LA SENTENZA

Concessione Santa Croce, Tar sconfessa la Regione e dà lezioni in tema ambientale

Senza Via e senza piano delle acque: ente sconfessato su tutta la linea in primo grado

WhatsApp 328 3290550

Reporter:

WhatsApp 328 3290550

Letture:

592

ACQUA MINERALE

CANISTRO. Il Tar L’Aquila ha bocciato il bando della Regione Abruzzo sulla concessione dell’acqua Santa Croce.

Il giudici del tribunale amministrativo hanno stabilito che la gara per l’individuazione del soggetto cui assegnare la concessione per lo sfruttamento del giacimento di acque minerali “Fonte S. Antonio – Sponga”

è da ritenersi a tutti gli effetti viziata per mancanza della valutazione di impatto ambientale, per la mancanza del piano di tutela delle acque e perché il Comune di Canistro non è stato coinvolto nell’iter di formulazione del bando.

Era stato proprio il Comune, con un corposo ricorso firmato dai legali Salvatore Braghini e Renzo Lancia, a diffidare nei mesi scorsi  la Regione davanti al tribunale amministrativo ma dai vertici regionali nessuno stop: si è andati avanti senza esitazione.

Adesso bisognerà procedere con un nuovo bando e una nuova gara europea mentre sala la preoccupazione per i livelli occupazionali.

La gara era stata  affidata, prima di essere congelata,  all’impresa Santa Croce di Camillo Colella.

I giudici rilevano la necessità della valutazione di Impatto ambientale, qui mancante,  in quanto, sottolineano che bisogna «preventivamente accertare in concreto e preventivamente la “sostenibilità ambientale” del prelievo derivante dalla concessione».
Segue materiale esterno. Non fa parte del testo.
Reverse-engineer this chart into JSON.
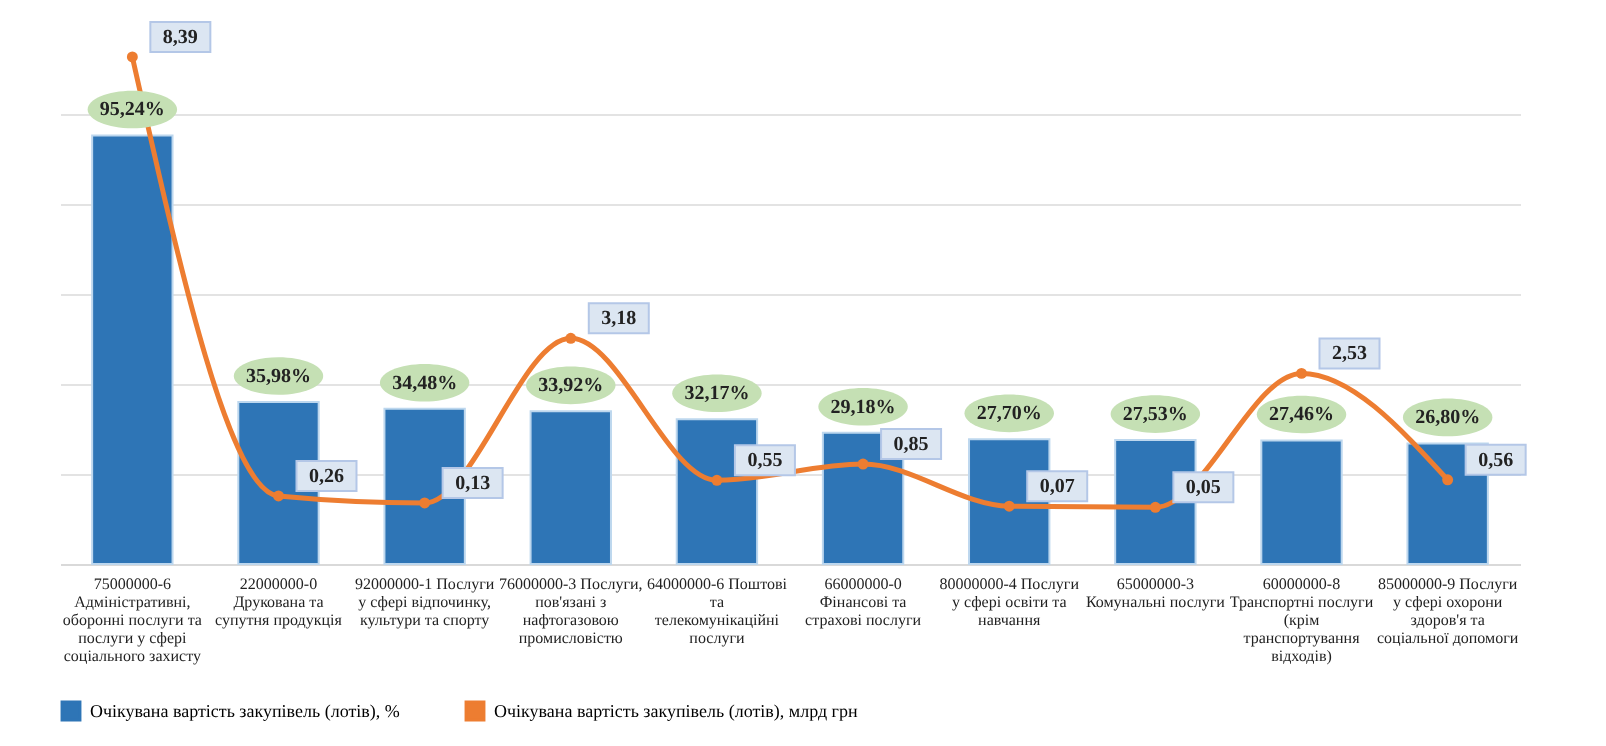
{
  "chart_data": {
    "type": "bar",
    "categories": [
      "75000000-6 Адміністративні, оборонні послуги та послуги у сфері соціального захисту",
      "22000000-0 Друкована та супутня продукція",
      "92000000-1 Послуги у сфері відпочинку, культури та спорту",
      "76000000-3 Послуги, пов'язані з нафтогазовою промисловістю",
      "64000000-6 Поштові та телекомунікаційні послуги",
      "66000000-0 Фінансові та страхові послуги",
      "80000000-4 Послуги у сфері освіти та навчання",
      "65000000-3 Комунальні послуги",
      "60000000-8 Транспортні послуги (крім транспортування відходів)",
      "85000000-9 Послуги у сфері охорони здоров'я та соціальної допомоги"
    ],
    "series": [
      {
        "name": "Очікувана вартість закупівель (лотів), %",
        "color": "#2e75b6",
        "values": [
          95.24,
          35.98,
          34.48,
          33.92,
          32.17,
          29.18,
          27.7,
          27.53,
          27.46,
          26.8
        ],
        "value_labels": [
          "95,24%",
          "35,98%",
          "34,48%",
          "33,92%",
          "32,17%",
          "29,18%",
          "27,70%",
          "27,53%",
          "27,46%",
          "26,80%"
        ]
      },
      {
        "name": "Очікувана вартість закупівель (лотів), млрд грн",
        "type": "line",
        "axis": "y2",
        "color": "#ed7d31",
        "values": [
          8.39,
          0.26,
          0.13,
          3.18,
          0.55,
          0.85,
          0.07,
          0.05,
          2.53,
          0.56
        ],
        "value_labels": [
          "8,39",
          "0,26",
          "0,13",
          "3,18",
          "0,55",
          "0,85",
          "0,07",
          "0,05",
          "2,53",
          "0,56"
        ]
      }
    ],
    "ylim": [
      0,
      120
    ],
    "yticks": [
      {
        "value": 0,
        "label": null
      },
      {
        "value": 20,
        "label": null
      },
      {
        "value": 40,
        "label": null
      },
      {
        "value": 60,
        "label": null
      },
      {
        "value": 80,
        "label": null
      },
      {
        "value": 100,
        "label": null
      }
    ],
    "y2lim": [
      -1,
      9
    ],
    "tick_labels": "x",
    "grid": "y",
    "legend": "bottom",
    "marker": "circle",
    "line_style": "solid"
  }
}
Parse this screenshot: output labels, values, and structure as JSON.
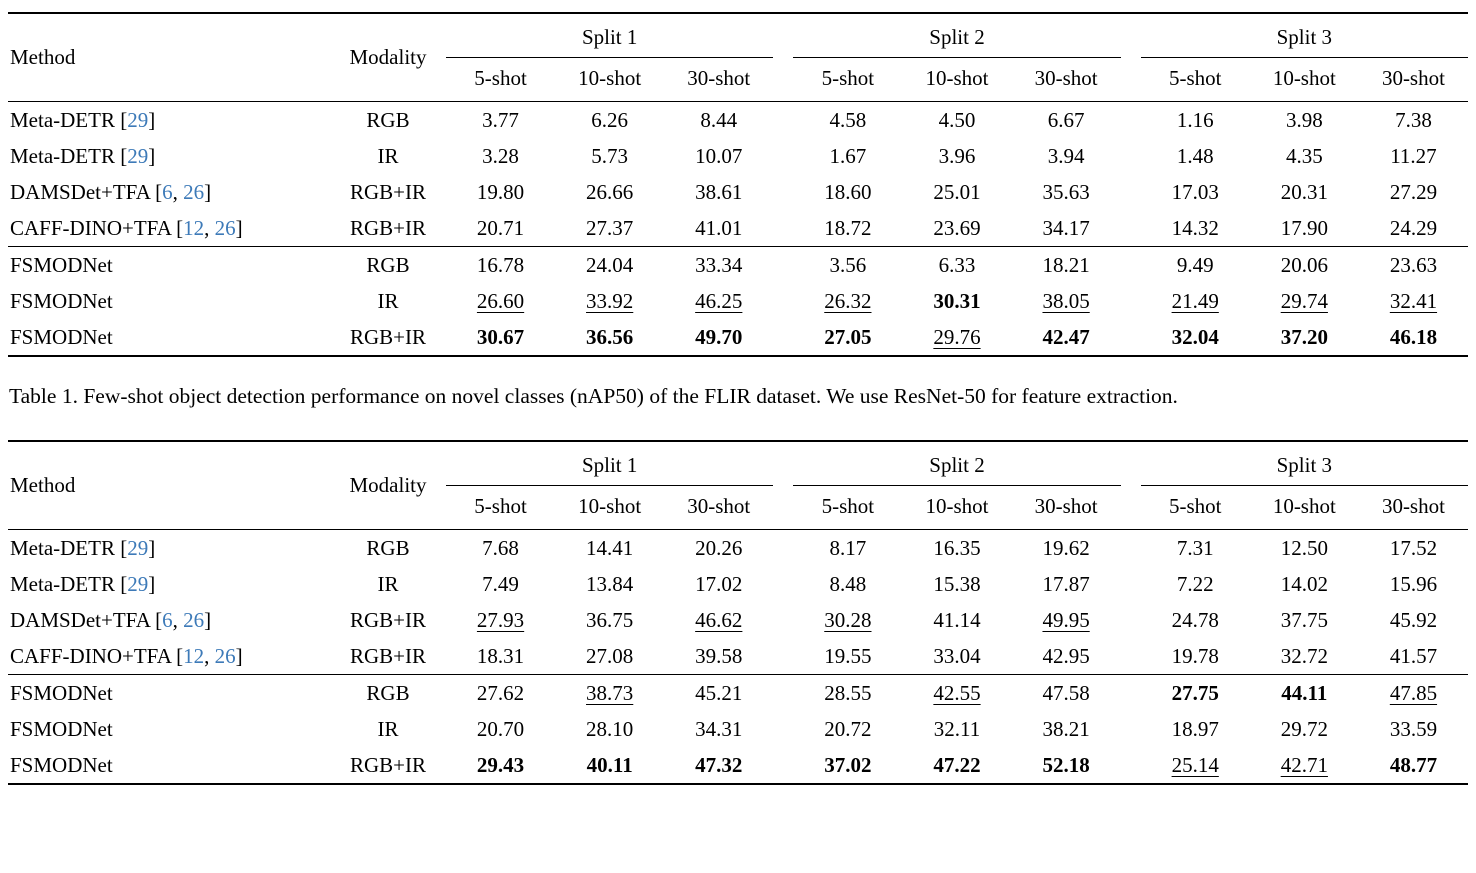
{
  "page": {
    "background": "#ffffff",
    "text_color": "#000000",
    "cite_color": "#3d7ab8"
  },
  "tables": [
    {
      "name": "results-table-1",
      "header": {
        "method": "Method",
        "modality": "Modality",
        "splits": [
          "Split 1",
          "Split 2",
          "Split 3"
        ],
        "shots": [
          "5-shot",
          "10-shot",
          "30-shot"
        ]
      },
      "groups": [
        {
          "rows": [
            {
              "method": "Meta-DETR",
              "cites": [
                "29"
              ],
              "modality": "RGB",
              "values": [
                "3.77",
                "6.26",
                "8.44",
                "4.58",
                "4.50",
                "6.67",
                "1.16",
                "3.98",
                "7.38"
              ],
              "styles": [
                "",
                "",
                "",
                "",
                "",
                "",
                "",
                "",
                ""
              ]
            },
            {
              "method": "Meta-DETR",
              "cites": [
                "29"
              ],
              "modality": "IR",
              "values": [
                "3.28",
                "5.73",
                "10.07",
                "1.67",
                "3.96",
                "3.94",
                "1.48",
                "4.35",
                "11.27"
              ],
              "styles": [
                "",
                "",
                "",
                "",
                "",
                "",
                "",
                "",
                ""
              ]
            },
            {
              "method": "DAMSDet+TFA",
              "cites": [
                "6",
                "26"
              ],
              "modality": "RGB+IR",
              "values": [
                "19.80",
                "26.66",
                "38.61",
                "18.60",
                "25.01",
                "35.63",
                "17.03",
                "20.31",
                "27.29"
              ],
              "styles": [
                "",
                "",
                "",
                "",
                "",
                "",
                "",
                "",
                ""
              ]
            },
            {
              "method": "CAFF-DINO+TFA",
              "cites": [
                "12",
                "26"
              ],
              "modality": "RGB+IR",
              "values": [
                "20.71",
                "27.37",
                "41.01",
                "18.72",
                "23.69",
                "34.17",
                "14.32",
                "17.90",
                "24.29"
              ],
              "styles": [
                "",
                "",
                "",
                "",
                "",
                "",
                "",
                "",
                ""
              ]
            }
          ]
        },
        {
          "rows": [
            {
              "method": "FSMODNet",
              "cites": [],
              "modality": "RGB",
              "values": [
                "16.78",
                "24.04",
                "33.34",
                "3.56",
                "6.33",
                "18.21",
                "9.49",
                "20.06",
                "23.63"
              ],
              "styles": [
                "",
                "",
                "",
                "",
                "",
                "",
                "",
                "",
                ""
              ]
            },
            {
              "method": "FSMODNet",
              "cites": [],
              "modality": "IR",
              "values": [
                "26.60",
                "33.92",
                "46.25",
                "26.32",
                "30.31",
                "38.05",
                "21.49",
                "29.74",
                "32.41"
              ],
              "styles": [
                "u",
                "u",
                "u",
                "u",
                "b",
                "u",
                "u",
                "u",
                "u"
              ]
            },
            {
              "method": "FSMODNet",
              "cites": [],
              "modality": "RGB+IR",
              "values": [
                "30.67",
                "36.56",
                "49.70",
                "27.05",
                "29.76",
                "42.47",
                "32.04",
                "37.20",
                "46.18"
              ],
              "styles": [
                "b",
                "b",
                "b",
                "b",
                "u",
                "b",
                "b",
                "b",
                "b"
              ]
            }
          ]
        }
      ],
      "caption": "Table 1. Few-shot object detection performance on novel classes (nAP50) of the FLIR dataset. We use ResNet-50 for feature extraction."
    },
    {
      "name": "results-table-2",
      "header": {
        "method": "Method",
        "modality": "Modality",
        "splits": [
          "Split 1",
          "Split 2",
          "Split 3"
        ],
        "shots": [
          "5-shot",
          "10-shot",
          "30-shot"
        ]
      },
      "groups": [
        {
          "rows": [
            {
              "method": "Meta-DETR",
              "cites": [
                "29"
              ],
              "modality": "RGB",
              "values": [
                "7.68",
                "14.41",
                "20.26",
                "8.17",
                "16.35",
                "19.62",
                "7.31",
                "12.50",
                "17.52"
              ],
              "styles": [
                "",
                "",
                "",
                "",
                "",
                "",
                "",
                "",
                ""
              ]
            },
            {
              "method": "Meta-DETR",
              "cites": [
                "29"
              ],
              "modality": "IR",
              "values": [
                "7.49",
                "13.84",
                "17.02",
                "8.48",
                "15.38",
                "17.87",
                "7.22",
                "14.02",
                "15.96"
              ],
              "styles": [
                "",
                "",
                "",
                "",
                "",
                "",
                "",
                "",
                ""
              ]
            },
            {
              "method": "DAMSDet+TFA",
              "cites": [
                "6",
                "26"
              ],
              "modality": "RGB+IR",
              "values": [
                "27.93",
                "36.75",
                "46.62",
                "30.28",
                "41.14",
                "49.95",
                "24.78",
                "37.75",
                "45.92"
              ],
              "styles": [
                "u",
                "",
                "u",
                "u",
                "",
                "u",
                "",
                "",
                ""
              ]
            },
            {
              "method": "CAFF-DINO+TFA",
              "cites": [
                "12",
                "26"
              ],
              "modality": "RGB+IR",
              "values": [
                "18.31",
                "27.08",
                "39.58",
                "19.55",
                "33.04",
                "42.95",
                "19.78",
                "32.72",
                "41.57"
              ],
              "styles": [
                "",
                "",
                "",
                "",
                "",
                "",
                "",
                "",
                ""
              ]
            }
          ]
        },
        {
          "rows": [
            {
              "method": "FSMODNet",
              "cites": [],
              "modality": "RGB",
              "values": [
                "27.62",
                "38.73",
                "45.21",
                "28.55",
                "42.55",
                "47.58",
                "27.75",
                "44.11",
                "47.85"
              ],
              "styles": [
                "",
                "u",
                "",
                "",
                "u",
                "",
                "b",
                "b",
                "u"
              ]
            },
            {
              "method": "FSMODNet",
              "cites": [],
              "modality": "IR",
              "values": [
                "20.70",
                "28.10",
                "34.31",
                "20.72",
                "32.11",
                "38.21",
                "18.97",
                "29.72",
                "33.59"
              ],
              "styles": [
                "",
                "",
                "",
                "",
                "",
                "",
                "",
                "",
                ""
              ]
            },
            {
              "method": "FSMODNet",
              "cites": [],
              "modality": "RGB+IR",
              "values": [
                "29.43",
                "40.11",
                "47.32",
                "37.02",
                "47.22",
                "52.18",
                "25.14",
                "42.71",
                "48.77"
              ],
              "styles": [
                "b",
                "b",
                "b",
                "b",
                "b",
                "b",
                "u",
                "u",
                "b"
              ]
            }
          ]
        }
      ],
      "caption": ""
    }
  ]
}
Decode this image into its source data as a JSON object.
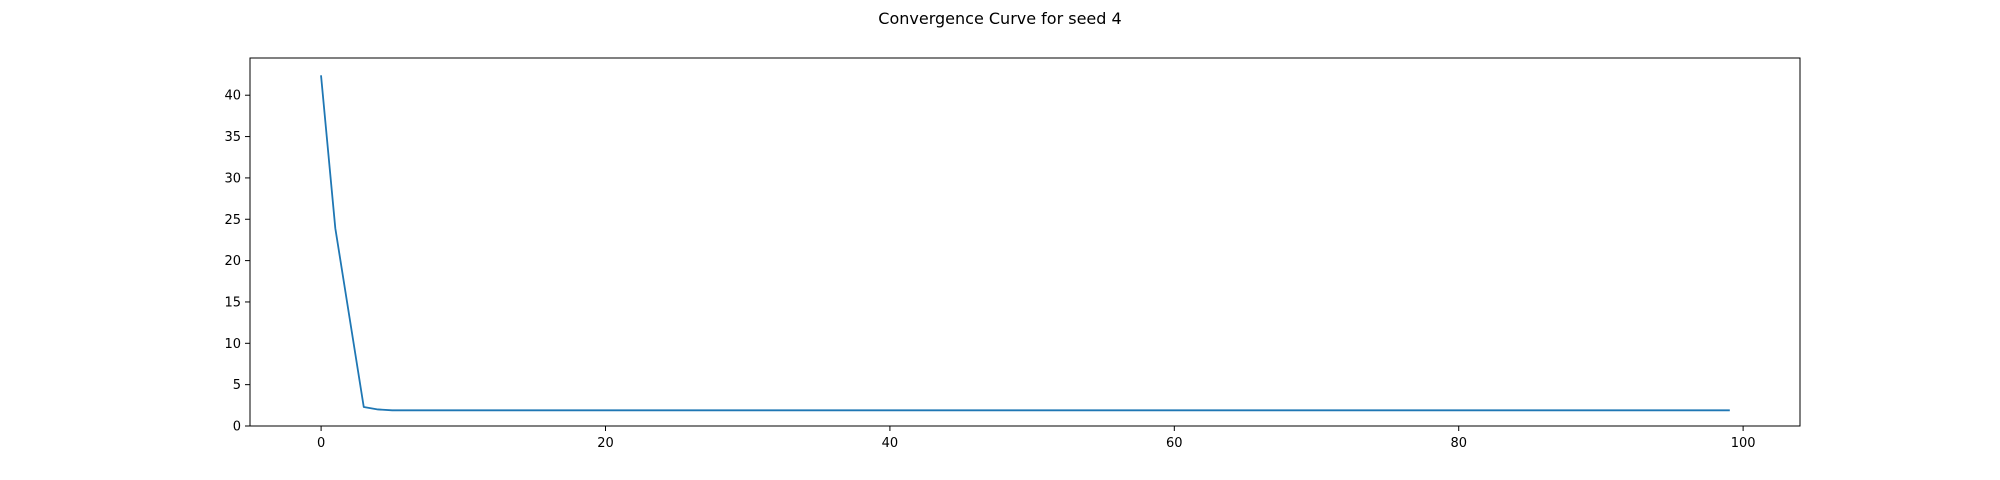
{
  "chart_data": {
    "type": "line",
    "title": "Convergence Curve for seed 4",
    "xlabel": "",
    "ylabel": "",
    "xlim": [
      -5,
      104
    ],
    "ylim": [
      0,
      44.5
    ],
    "xticks": [
      0,
      20,
      40,
      60,
      80,
      100
    ],
    "yticks": [
      0,
      5,
      10,
      15,
      20,
      25,
      30,
      35,
      40
    ],
    "grid": false,
    "legend": "none",
    "series": [
      {
        "color": "#1f77b4",
        "x": [
          0,
          1,
          2,
          3,
          4,
          5,
          6,
          7,
          8,
          9,
          10,
          11,
          12,
          13,
          14,
          15,
          16,
          17,
          18,
          19,
          20,
          21,
          22,
          23,
          24,
          25,
          26,
          27,
          28,
          29,
          30,
          31,
          32,
          33,
          34,
          35,
          36,
          37,
          38,
          39,
          40,
          41,
          42,
          43,
          44,
          45,
          46,
          47,
          48,
          49,
          50,
          51,
          52,
          53,
          54,
          55,
          56,
          57,
          58,
          59,
          60,
          61,
          62,
          63,
          64,
          65,
          66,
          67,
          68,
          69,
          70,
          71,
          72,
          73,
          74,
          75,
          76,
          77,
          78,
          79,
          80,
          81,
          82,
          83,
          84,
          85,
          86,
          87,
          88,
          89,
          90,
          91,
          92,
          93,
          94,
          95,
          96,
          97,
          98,
          99
        ],
        "y": [
          42.3,
          23.9,
          13.1,
          2.3,
          2.0,
          1.9,
          1.9,
          1.9,
          1.9,
          1.9,
          1.9,
          1.9,
          1.9,
          1.9,
          1.9,
          1.9,
          1.9,
          1.9,
          1.9,
          1.9,
          1.9,
          1.9,
          1.9,
          1.9,
          1.9,
          1.9,
          1.9,
          1.9,
          1.9,
          1.9,
          1.9,
          1.9,
          1.9,
          1.9,
          1.9,
          1.9,
          1.9,
          1.9,
          1.9,
          1.9,
          1.9,
          1.9,
          1.9,
          1.9,
          1.9,
          1.9,
          1.9,
          1.9,
          1.9,
          1.9,
          1.9,
          1.9,
          1.9,
          1.9,
          1.9,
          1.9,
          1.9,
          1.9,
          1.9,
          1.9,
          1.9,
          1.9,
          1.9,
          1.9,
          1.9,
          1.9,
          1.9,
          1.9,
          1.9,
          1.9,
          1.9,
          1.9,
          1.9,
          1.9,
          1.9,
          1.9,
          1.9,
          1.9,
          1.9,
          1.9,
          1.9,
          1.9,
          1.9,
          1.9,
          1.9,
          1.9,
          1.9,
          1.9,
          1.9,
          1.9,
          1.9,
          1.9,
          1.9,
          1.9,
          1.9,
          1.9,
          1.9,
          1.9,
          1.9,
          1.9
        ]
      }
    ]
  }
}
E la sentenza prosegue: «la prevista concessione (di durata trentennale) confligge con l’assenza di un Piano regionale delle acque minerali e termali mai adottato dalla Regione, in quanto sicuramente impattante su qualsivoglia progetto di pianificazione, e risulta disposta in assenza degli elementi normativamente a base delle misure attuative della annunciata politica di valorizzazione e gestione del patrimonio delle acque minerali e termali».

Secondo i giudici non può ritenersi valida nemmeno la difesa della Regione secondo cui la valutazione di impatto ambientale in questo caso sarebbe da escludersi  come stabilito dal decreto legislativo 152 del 2007. Il decreto in questione, si fa notare nella sentenza, «esclude da tale valutazione l’utilizzo di acque sotterranee, anche di quelle termali e minerali, nei caso in cui la derivazione non superi i 100 litri al secondo. Orbene, il riferimento operato conferma vieppiù la necessità dell’incombente procedimentale, posto che in alcun atto istruttorio è dato rinvenire che la derivazione sia inferiore a 100 litri al secondo; al contrario, nessun limite è posto all’emungimento (negli atti di indizione della gara e nello stesso Capitolato), onde il concessionario sarebbe abilitato all’emungimento per l’intera portata della derivazione (superiore a 100 l/sec.)».

Sempre secondo il Tar senza la Via e senza il piano delle acque si arriva ad una «determinazione concessoria del tutto ignara delle sue conseguenze ambientali e decisamente traslata sugli effetti meramente gestori della risorsa».

Se poi si considerai la peculiare ubicazione della sorgente “Fonte S.Antonio – Sponga  «è di tutta evidenza la necessità di una preventiva e attenta valutazione di impatto che, la stessa Regione ha riconosciuto totalmente omessa».

«Una vittoria non solo del Comune» commenta il sindaco di Canistro, Antonio Di Paolo, «ma per l'intera comunità locale e per i lavoratori che saranno rappresentati nella stesura del prossimo bando di gara. Lanciamo ora un appello alla Regione affinché organizzi quanto prima un tavolo di lavoro, a cui questa volta venga chiamato anche il Comune. Un tavolo in cui si tenga conto di tutte le prescrizioni che ha deciso il Tar nella sua sentenza».